In 1966, he transferred to Washington, D.C., and in 1981 he became the National Park Service chief historian for military sites. Mr. Bearss, winner of the Harry S. Truman Award and the Nevins Freeman Award for Civil War scholarship, continues to serve as a Civil War consultant and conducts detailed battlefield site tours and seminars for the Smithsonian Study Tours program.

In 1990, he was a featured commentator for Ken Burns' PBS series, The Civil War, the most popular program broadcast by that network to date. Recently, he has appeared on the Arts and Entertainment Channel's Civil War Journal. Mr. Bearss is a combat veteran of the Pacific Theater during the Second World War.

Mr Bearss will talk about the battle of Spotsylvania during Grant’s 1864 campaign His discussion will be a lead-in for the BCWRT Spring Bus Trip to Spotsylvania on Saturday, May 13, 2006. Ed Bearss will also be the guide for that trip.

Meeting: February 14, 2006

Our speakers will be Bob Mullauer and Jerry Bayer.  Bob Mullauer was a high school history teacher for over a decade.

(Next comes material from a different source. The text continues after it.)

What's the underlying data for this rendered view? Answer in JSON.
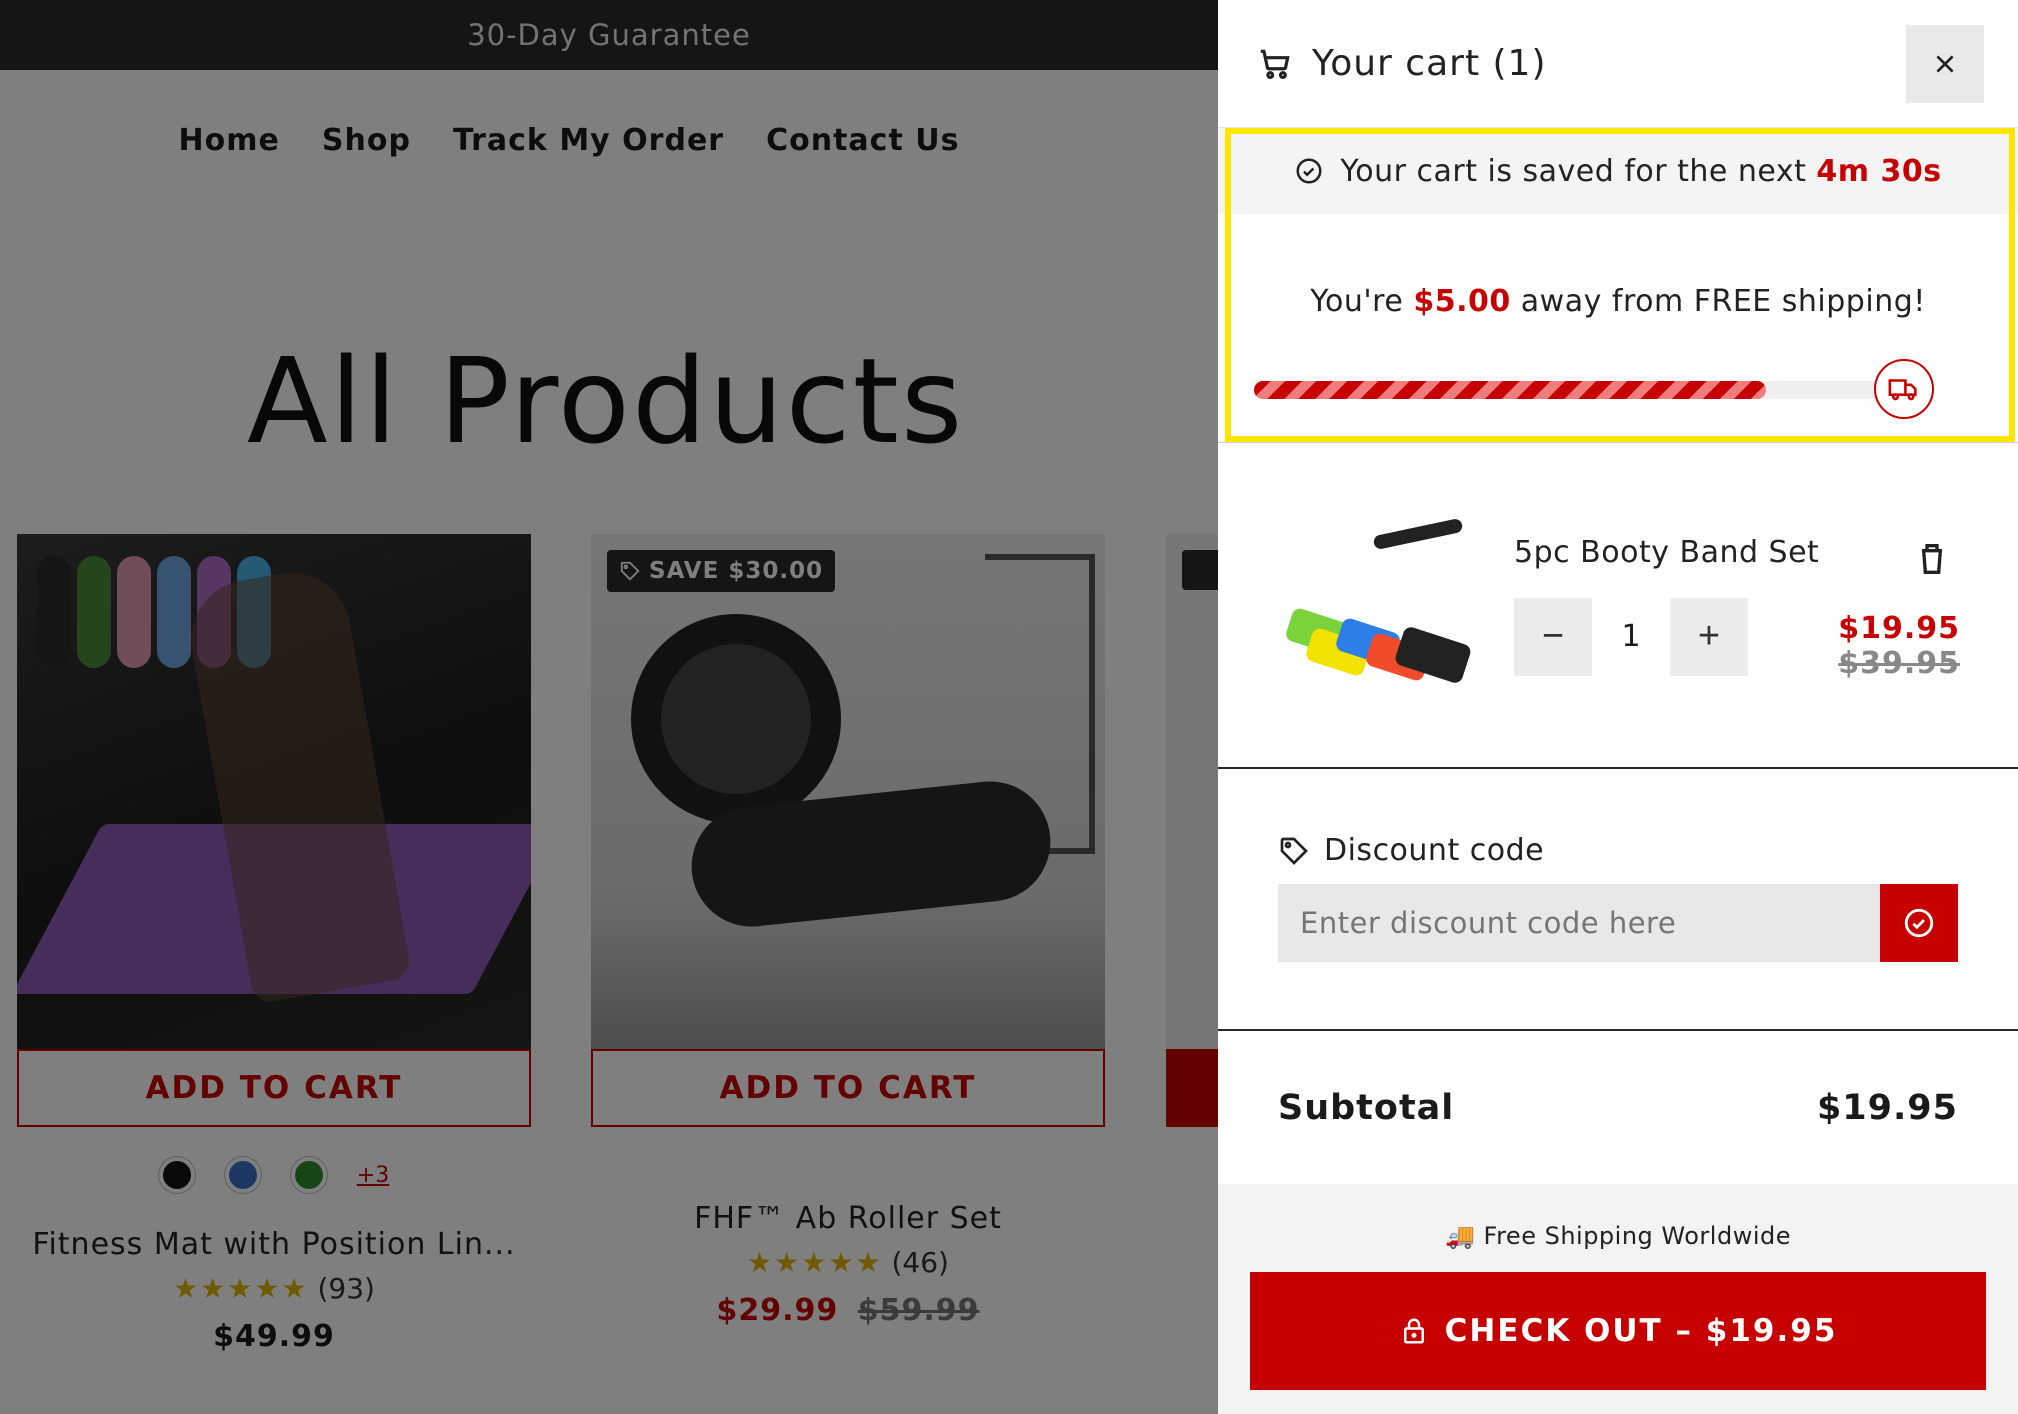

He currently teaches nighttime courses at Anne Arundel Community College as well as speaking to a variety of groups on topics such as the American Civil War in the Western Theater, World War II in the Pacific, and the Napoleonic Wars. He has led United States Army officers on staff rides over the Chickamauga and Chattanooga battlefields. Besides Civil War battlefields, his travels include tours of World War II battlefields in the Pacific as well as Normandy, the Bulge, Verdun, and various Napoleonic sites in Europe.

Jerry Bayer is a former Marylander now living in retirement with his wife, Marianne, in Harper’s Ferry, VA. He is a member of various historical groups, as well as a Life Member of both the SCV and SAR. A 1971 graduate of the University of Baltimore, Jerry has spent a lifetime studying American Military History and World War II. Both He and Marianne are re-enactors and appear in the movie “Gods and Generals”.

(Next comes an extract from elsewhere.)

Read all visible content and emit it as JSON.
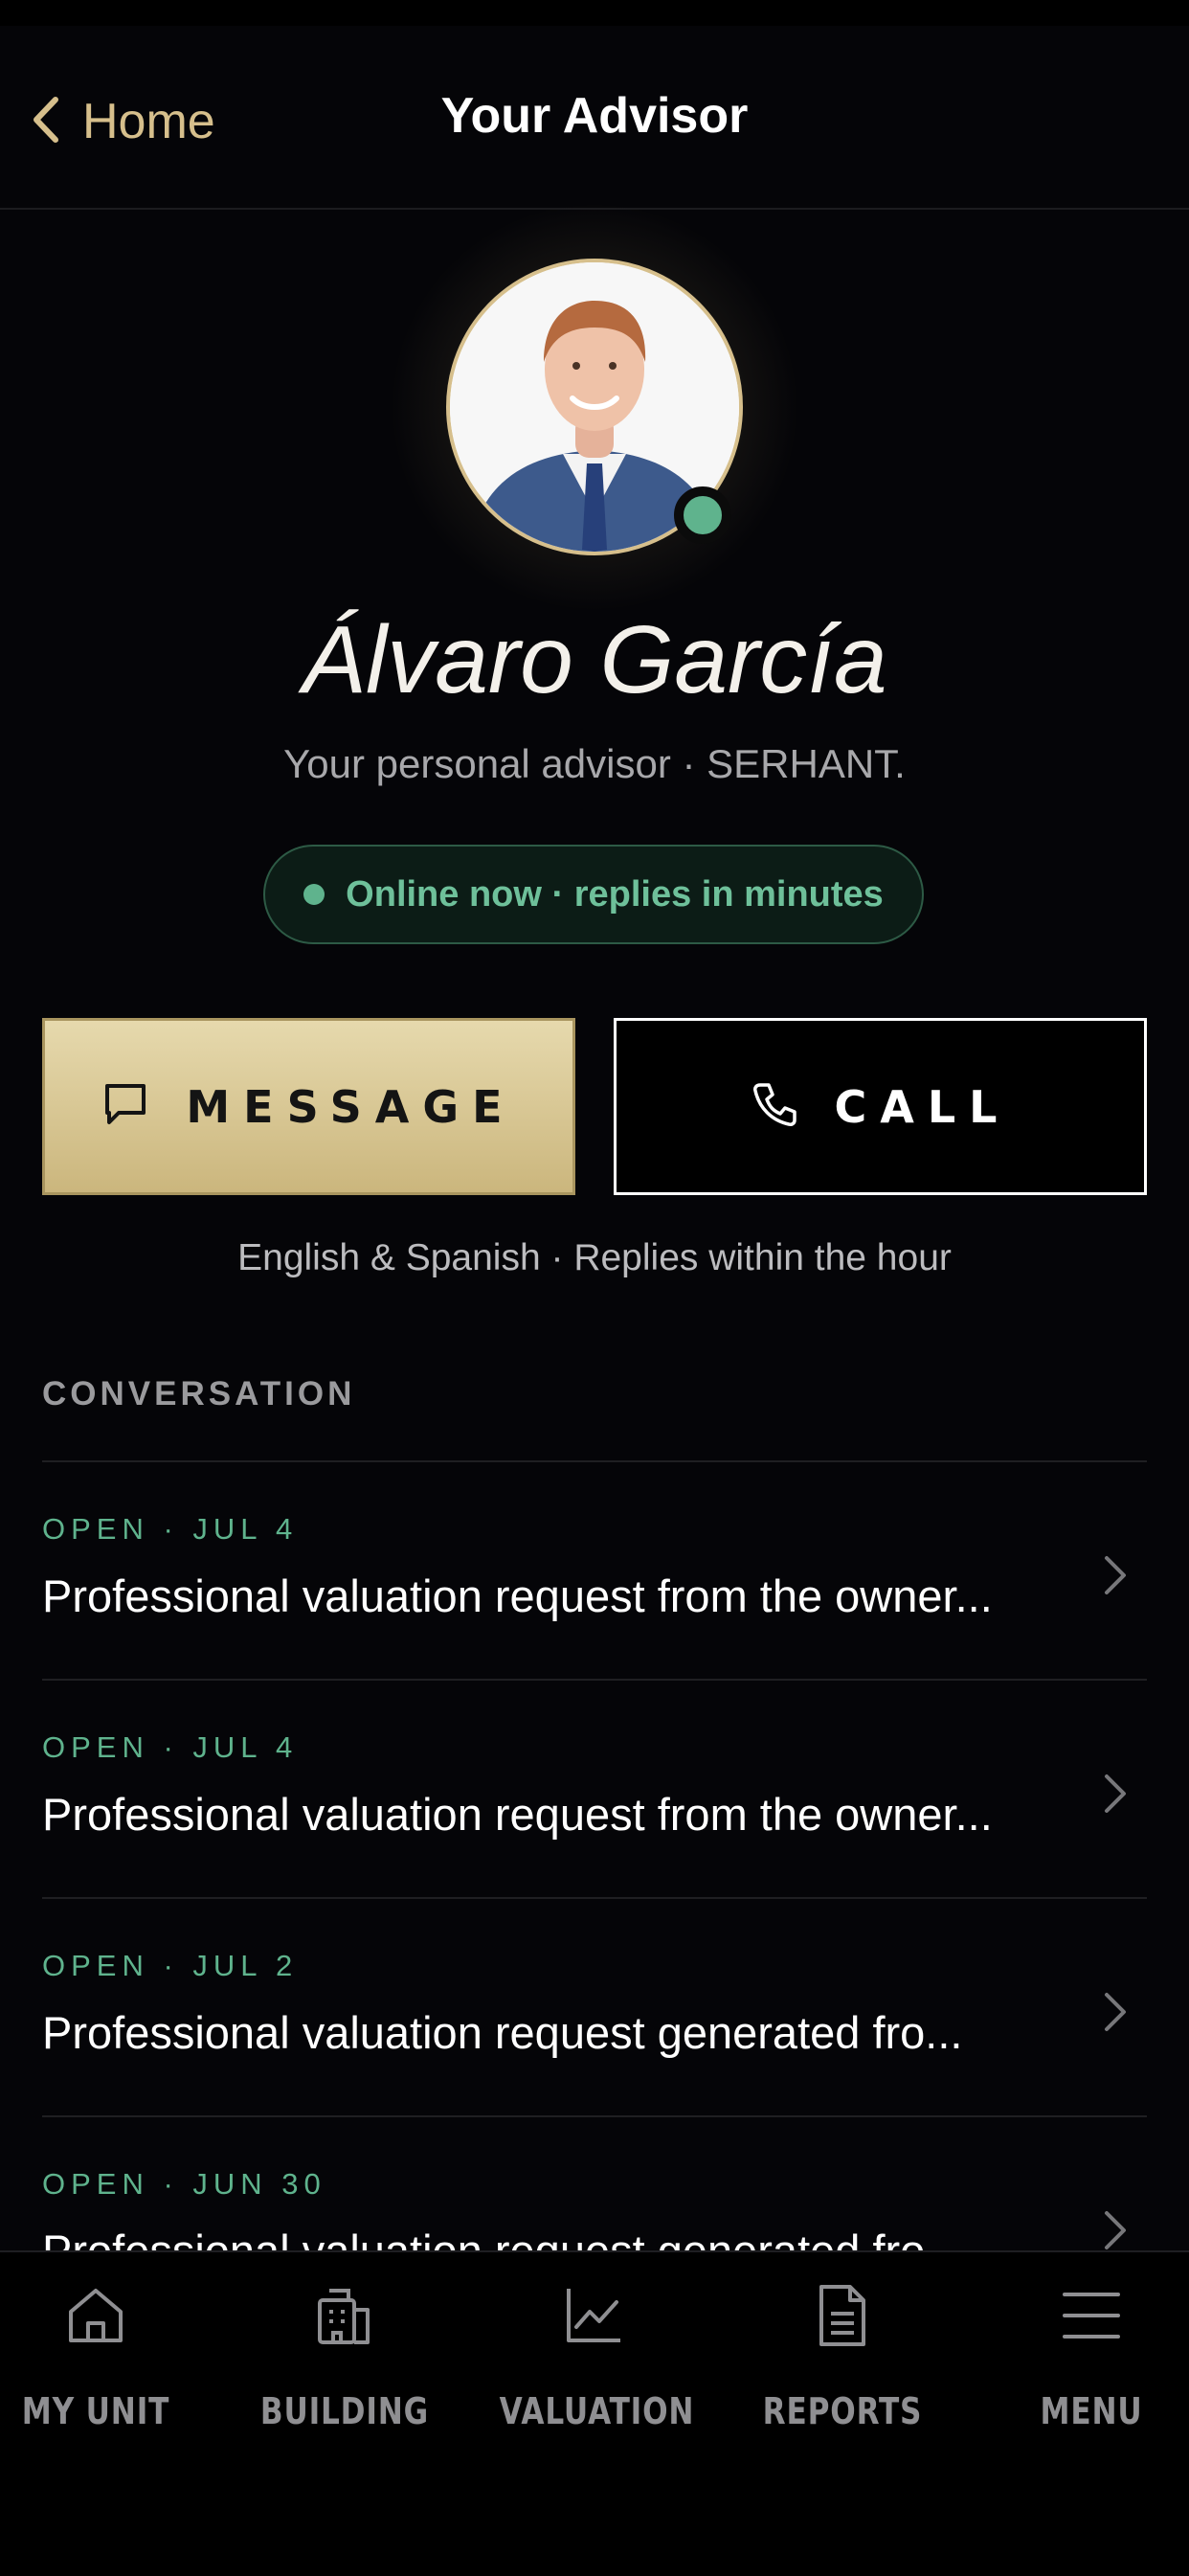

Bob and Jerry will discuss the Union and Confederate Generals killed at the Battle the Wilderness, May 5-7 1864.

Top Row: Alexander Hays (USA), Leroy Stafford (CSA) –
Bottom Row
: James Wadsworth (USA), John M. Jones (CSA), Micah Jenkins, (CSA) 

Meeting: January 10, 2006

This month the Baltimore Civil War Roundtable welcomes the return of Courtney B. Wilson as our speaker. Mr. Wilson will once again be offering informal appraisals and discussions regarding Civil War Collectibles. Almost everyone has some Civil War artifact that you have always wondered how much it may be worth; or just what is it? We encourage you to bring those items to the meeting this month for Courtney’s expert inspection and appraisal.

Courtney B. Wilson is currently Executive Director of the Baltimore and Ohio Railroad Museum, in Baltimore, MD. Previously he was the Museum’s Chief Curator.
Courtney was also President of the Baltimore County Historical Society from 1983-1985. He is a nationally known expert appraiser of historical artifacts.